On July 27, 2020, Chairman Clyburn sent letters to Fannie Mae and Freddie Mac seeking information on delinquent loans and urging the entities to help homeowners and renters avoid foreclosure and eviction. FHFA responded on behalf of both entities, producing some responsive information while withholding other information.
Data obtained from FHFA shows that the number of homeowners in forbearance rose dramatically, from 8,827 homeowners in January 2020 to 1,149,245 in June 2020, after the CARES Act extended the availability of forbearance. However, not all homeowners who were delinquent received forbearance. More than 31,000 homeowners who were over 60 days delinquent on their mortgage in August had not received forbearance.

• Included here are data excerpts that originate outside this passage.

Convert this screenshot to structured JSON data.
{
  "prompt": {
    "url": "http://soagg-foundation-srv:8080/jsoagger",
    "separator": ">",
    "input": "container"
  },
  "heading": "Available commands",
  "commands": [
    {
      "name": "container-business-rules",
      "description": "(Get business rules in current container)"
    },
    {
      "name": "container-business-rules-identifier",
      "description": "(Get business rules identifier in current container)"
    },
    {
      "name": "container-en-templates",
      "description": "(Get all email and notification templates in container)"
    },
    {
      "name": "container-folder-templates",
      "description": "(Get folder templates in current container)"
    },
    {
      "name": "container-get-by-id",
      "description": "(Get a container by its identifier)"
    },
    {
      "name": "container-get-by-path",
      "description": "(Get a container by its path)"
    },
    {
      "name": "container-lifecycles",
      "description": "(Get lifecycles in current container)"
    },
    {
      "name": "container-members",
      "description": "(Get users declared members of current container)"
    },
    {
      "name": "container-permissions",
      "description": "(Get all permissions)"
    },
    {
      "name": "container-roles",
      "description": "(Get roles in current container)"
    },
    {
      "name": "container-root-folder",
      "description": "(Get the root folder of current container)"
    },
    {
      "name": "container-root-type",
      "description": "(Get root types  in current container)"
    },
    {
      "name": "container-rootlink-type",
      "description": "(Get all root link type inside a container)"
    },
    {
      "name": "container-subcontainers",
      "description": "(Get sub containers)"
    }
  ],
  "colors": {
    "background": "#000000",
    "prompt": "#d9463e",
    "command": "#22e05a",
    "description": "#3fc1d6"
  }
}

The data shows that lower-income borrowers in delinquency received forbearance less often than those with higher incomes. Among lower-income borrowers (those with incomes of 80% or less of area median income) with delinquent loans, 66% received forbearance in June, while among higher-income borrowers (those with 100% or more of area median income), 77% received forbearance.
The data also revealed geographic disparities. Delinquencies in June were particularly high in Connecticut, Florida, Hawaii, Louisiana, New Jersey, and New York. In each of these states, more than 7% of homeowners with federally-backed mortgages missed at least one monthly payment. Homeowners in Puerto Rico were in even more severe financial distress, with nearly 20% of homeowners delinquent.
A report from the FHFA Inspector General shows that mortgage servicers have provided incomplete or inaccurate information to borrowers about their options for financial relief. Surveys show that many borrowers are uninformed or misinformed about forbearance.
Today’s letter requests that FHFA direct Fannie Mae and Freddie Mac to implement automatic forbearance for borrowers who are 60-days delinquent—a step included in the House-passed Heroes Act.
In addition, today’s letter urges cooperation with the Select Subcommittee’s inquiry:
“It is also critical that FHFA produce to the Select Subcommittee the responsive information that you are currently withholding, which would shed light on homeowners’ struggles to pay their mortgages as the pandemic continues,” The Chairman explained. “The refusal to produce this information is obstructing the Subcommittee’s inquiry and must end.”